Кюре напомнил собеседникам любимый местный анекдот. Приор де Ренвиль был из тех веселых монахов-жизнелюбов, каких в Нормандии называют не иначе как «церковная кружка», дородность и высокий рост вполне оправдывают прозвище.
Приор был любимым героем Котантена, края могутных едоков и отчаянных питухов. К концу жизни он достиг такой внушительной толщины, что в обеденном столе пришлось сделать выемку для его живота, огромного, как бочка. Кюре Каймер знавал Ренвиля в эмиграции, тот и англичан на острове Джерси дивил бездонностью своей утробы. Сам кюре сохранил о собрате такую добрую память, что все веселые и сытные трапезы непременно заканчивал рассказом о нем. Знатоки определяли по анекдотам, которые он рассказывал о приоре, до какой степени «разогрелся» достопочтенный кюре.
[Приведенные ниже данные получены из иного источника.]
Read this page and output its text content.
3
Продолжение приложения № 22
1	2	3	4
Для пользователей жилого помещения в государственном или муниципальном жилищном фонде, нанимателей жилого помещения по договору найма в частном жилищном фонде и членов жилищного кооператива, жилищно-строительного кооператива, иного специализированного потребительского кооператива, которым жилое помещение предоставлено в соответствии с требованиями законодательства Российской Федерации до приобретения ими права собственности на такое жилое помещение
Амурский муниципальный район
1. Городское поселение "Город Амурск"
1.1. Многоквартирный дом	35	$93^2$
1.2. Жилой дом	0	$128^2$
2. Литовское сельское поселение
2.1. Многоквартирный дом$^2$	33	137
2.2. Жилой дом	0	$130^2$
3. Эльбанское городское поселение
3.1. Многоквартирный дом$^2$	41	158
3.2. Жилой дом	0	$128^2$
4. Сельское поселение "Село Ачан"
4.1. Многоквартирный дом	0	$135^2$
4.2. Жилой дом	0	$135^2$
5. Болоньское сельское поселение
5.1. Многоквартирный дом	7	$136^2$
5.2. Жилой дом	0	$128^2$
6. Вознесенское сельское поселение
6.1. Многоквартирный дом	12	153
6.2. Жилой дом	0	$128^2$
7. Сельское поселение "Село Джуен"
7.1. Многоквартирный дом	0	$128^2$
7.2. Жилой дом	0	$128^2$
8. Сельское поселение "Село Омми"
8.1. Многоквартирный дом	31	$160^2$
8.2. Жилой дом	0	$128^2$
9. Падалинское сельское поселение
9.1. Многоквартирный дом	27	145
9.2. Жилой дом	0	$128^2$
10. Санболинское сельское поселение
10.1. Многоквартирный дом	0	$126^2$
Мужчины развеселились, но не заразили весельем Жанну. Мужская беседа потекла по одному руслу, ее мысли по другому. Она так и не рассталась с аббатом де ла Круа-Жюганом. Рыцарь-священник, глава шуанов, самоубийца, избежавший добровольной смерти, а потом и кары Синих мундиров, поразил ее внутренней силой не меньше, чем устрашающей внешностью. Слушая рассказ кюре, Жанна испытала не меньшее потрясение, чем в церкви, ей становилось то невыносимо больно, то жутко и страшно. Но чувствовала она не только ужас. Человек деятельный, благородной крови, она не уставала казнить себя за то, что унизилась до постыдного брака, и монах, готовый пожертвовать спасением души, лишь бы избежать унижения, ставший воином вопреки сану, вызвал в ней восхищение, которое мало-помалу вытеснило трепет ужаса из сердца Жанны, наполнив его благоговением и сочувствием.